REPORTAGE. En Syrie, des groupes armés attaquent des discothèques et font craindre une radicalisation du pouvoir
Deux jours que les portes du Karawan Club de Damas sont closes, fermées à double tour. Aux alentours, quelques chaînes de télévision, des passants qui s'arrêtent pour regarder les impacts sur la devanture. C'est ici, dans la nuit de dimanche à lundi 5 mai, que cinq hommes ont tiré sur la foule, parfois à bout portant. Une danseuse est décédée, explique un voisin, qui a souhaité rester anonyme : "Ils portaient des masques, avec de longues barbes. La récurrence de ces événements commence à nous faire peur", confie-t-il.

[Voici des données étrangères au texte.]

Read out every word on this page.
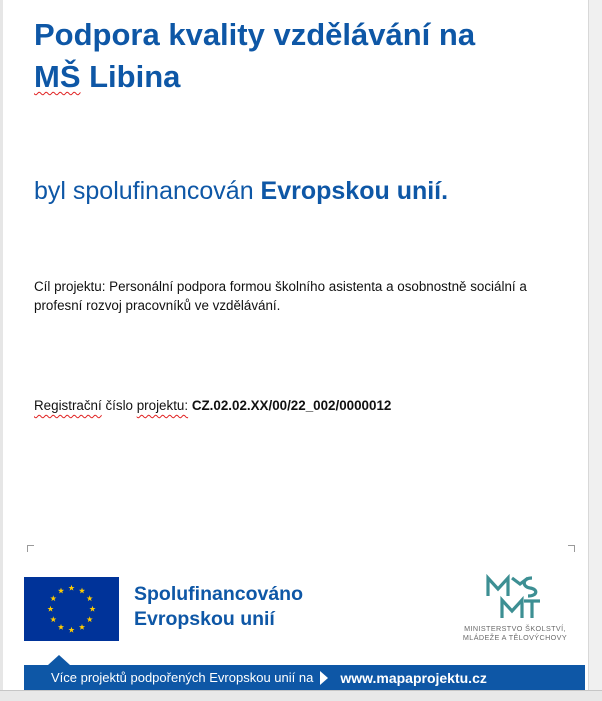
Podpora kvality vzdělávání na
MŠ Libina

byl spolufinancován Evropskou unií.

Cíl projektu: Personální podpora formou školního asistenta a osobnostně sociální a profesní rozvoj pracovníků ve vzdělávání.

Registrační číslo projektu: CZ.02.02.XX/00/22_002/0000012

Spolufinancováno
Evropskou unií	MINISTERSTVO ŠKOLSTVÍ,
MLÁDEŽE A TĚLOVÝCHOVY

Více projektů podpořených Evropskou unií na www.mapaprojektu.cz
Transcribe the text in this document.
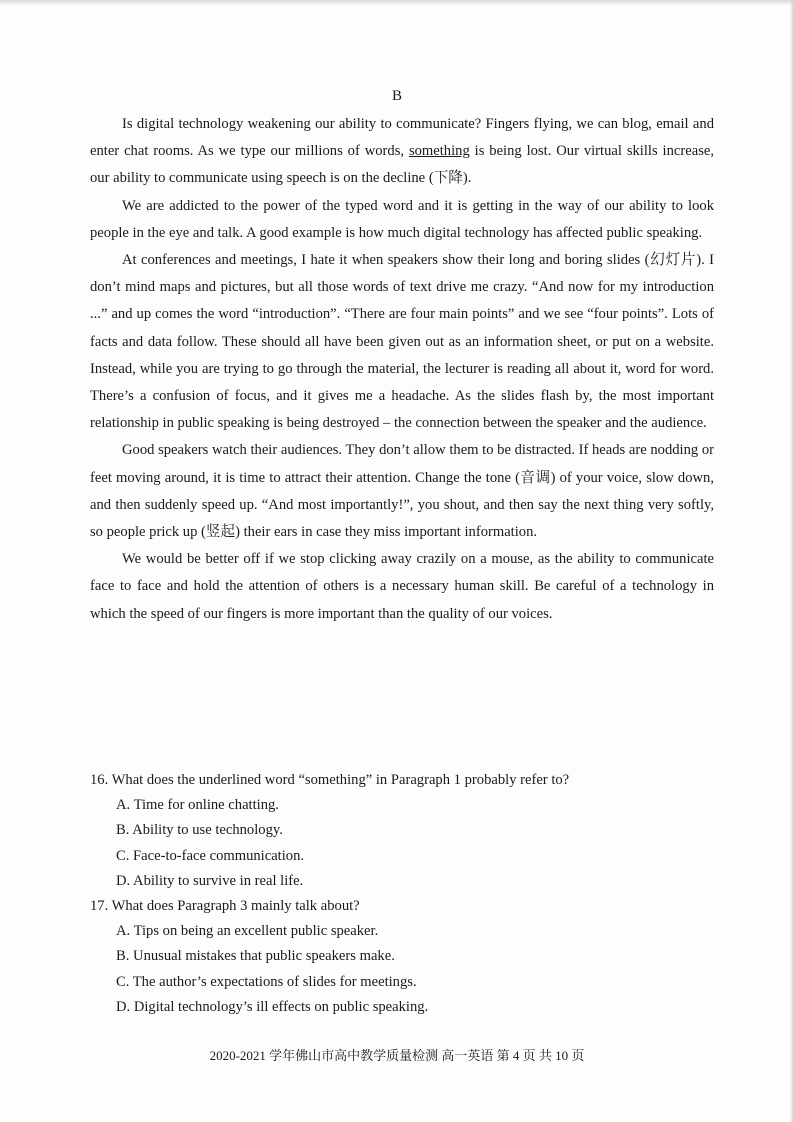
B

Is digital technology weakening our ability to communicate? Fingers flying, we can blog, email and enter chat rooms. As we type our millions of words, something is being lost. Our virtual skills increase, our ability to communicate using speech is on the decline (下降).

We are addicted to the power of the typed word and it is getting in the way of our ability to look people in the eye and talk. A good example is how much digital technology has affected public speaking.

At conferences and meetings, I hate it when speakers show their long and boring slides (幻灯片). I don’t mind maps and pictures, but all those words of text drive me crazy. “And now for my introduction ...” and up comes the word “introduction”. “There are four main points” and we see “four points”. Lots of facts and data follow. These should all have been given out as an information sheet, or put on a website. Instead, while you are trying to go through the material, the lecturer is reading all about it, word for word. There’s a confusion of focus, and it gives me a headache. As the slides flash by, the most important relationship in public speaking is being destroyed – the connection between the speaker and the audience.

Good speakers watch their audiences. They don’t allow them to be distracted. If heads are nodding or feet moving around, it is time to attract their attention. Change the tone (音调) of your voice, slow down, and then suddenly speed up. “And most importantly!”, you shout, and then say the next thing very softly, so people prick up (竖起) their ears in case they miss important information.

We would be better off if we stop clicking away crazily on a mouse, as the ability to communicate face to face and hold the attention of others is a necessary human skill. Be careful of a technology in which the speed of our fingers is more important than the quality of our voices.

16. What does the underlined word “something” in Paragraph 1 probably refer to?

A. Time for online chatting.

B. Ability to use technology.

C. Face-to-face communication.

D. Ability to survive in real life.

17. What does Paragraph 3 mainly talk about?

A. Tips on being an excellent public speaker.

B. Unusual mistakes that public speakers make.

C. The author’s expectations of slides for meetings.

D. Digital technology’s ill effects on public speaking.

2020-2021 学年佛山市高中教学质量检测 高一英语 第 4 页 共 10 页
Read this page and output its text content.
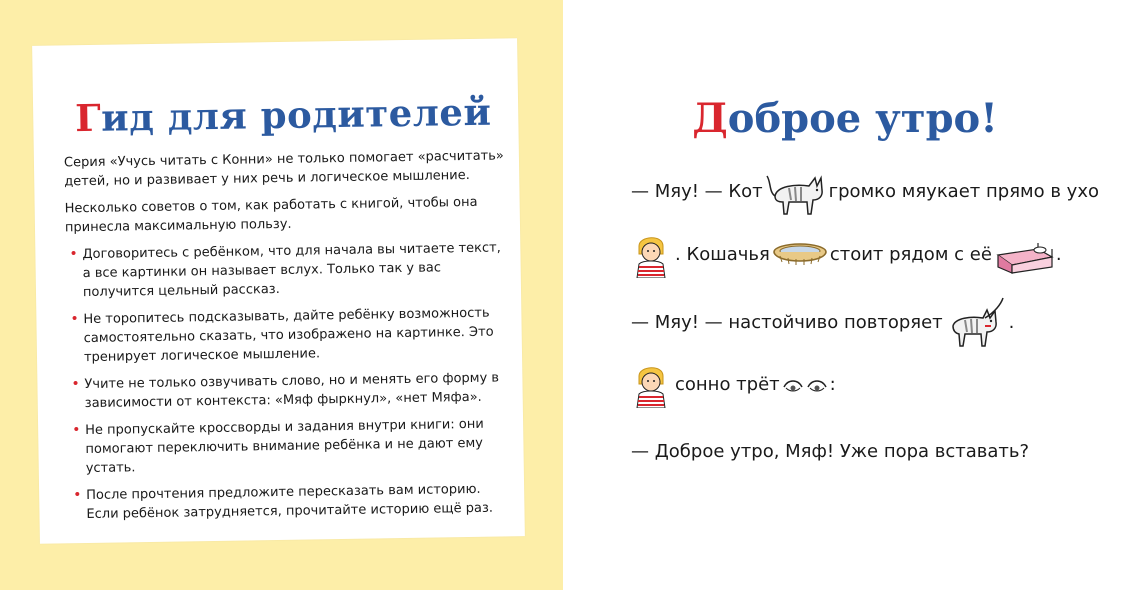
Гид для родителей

Серия «Учусь читать с Конни» не только помогает «расчитать» детей, но и развивает у них речь и логическое мышление.

Несколько советов о том, как работать с книгой, чтобы она принесла максимальную пользу.

• Договоритесь с ребёнком, что для начала вы читаете текст, а все картинки он называет вслух. Только так у вас получится цельный рассказ.
• Не торопитесь подсказывать, дайте ребёнку возможность самостоятельно сказать, что изображено на картинке. Это тренирует логическое мышление.
• Учите не только озвучивать слово, но и менять его форму в зависимости от контекста: «Мяф фыркнул», «нет Мяфа».
• Не пропускайте кроссворды и задания внутри книги: они помогают переключить внимание ребёнка и не дают ему устать.
• После прочтения предложите пересказать вам историю. Если ребёнок затрудняется, прочитайте историю ещё раз.
Доброе утро!
— Мяу! — Кот	громко мяукает прямо в ухо
. Кошачья	стоит рядом с её	.
— Мяу! — настойчиво повторяет	.
сонно трёт	:
— Доброе утро, Мяф! Уже пора вставать?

A quelques rues de là, même scène, même inquiétude. La veille, une autre boîte de nuit, nommée l'Orientale, a été prise pour cible. Un groupe armé qui a tiré en l'air, a frappé les fêtards, avant de voler aux propriétaires plusieurs milliers de dollars. L'impact des balles a brisé la vitrine du magasin d'à côté. "Beaucoup de mauvaises personnes liées à l'ancien régime avaient pris l'habitude de venir ici et payaient des prostituées pour faire des choses illégales...", glisse Ahmad, l'un des employés, qui veut croire que ce n'est peut-être qu'un acte de vengeance.
"Des amis ne font plus que des soirées chez eux"
D'autres s'inquiètent de voir ces groupes radicaux cibler le monde de la nuit, et dissuader ainsi tout rassemblement festif entre amis. Micro éteint, le chef de la police départementale du gouvernorat de Damas évoque, lui, des actes distincts, sans aucun lien. Kifah, patron d'un bar du centre de la capitale, ne veut pas y croire. Et craint d'être ciblé à son tour.
"J'ai peur de certaines personnes... Des personnes qui peuvent voir des vidéos sur Instagram, voir qu’il y a des gens qui font la fête ici, et qui viennent ensuite nous tirer dessus. Il n’y a aucune sécurité ici, aucune !"
Kifah, un patron de bar à Damasà franceinfo
Il y a deux jours, son bar a été fermé par les nouvelles autorités. Raison évoquée : l'absence de licence, impossible, dit-il, à obtenir depuis les années 1960 en Syrie. "Je pense que le problème n'est pas seulement lié au nouveau régime. C'est aussi à propos des gens. Le gouvernement a peur de ce que peut faire la frange la plus radicale...", souligne-t-il.
Ces actes entretiennent des rumeurs et une peur : celle d'une radicalisation du nouveau gouvernement syrien. "On aime faire la fête à Damas, précise Selma, qui une habituée du monde de la nuit. J'ai des amis maintenant qui ont arrêté de sortir dans des bars, ils ne font que des soirées chez eux. Je ne veux pas qu'on fasse un pays islamiste qui prive ses citoyens d'être comme ils veulent quoi..." Pour ne rien lâcher, dit-elle, il faut protester. Et protester, dès ce soir : dans un bar, autour d'un verre, avec des amis.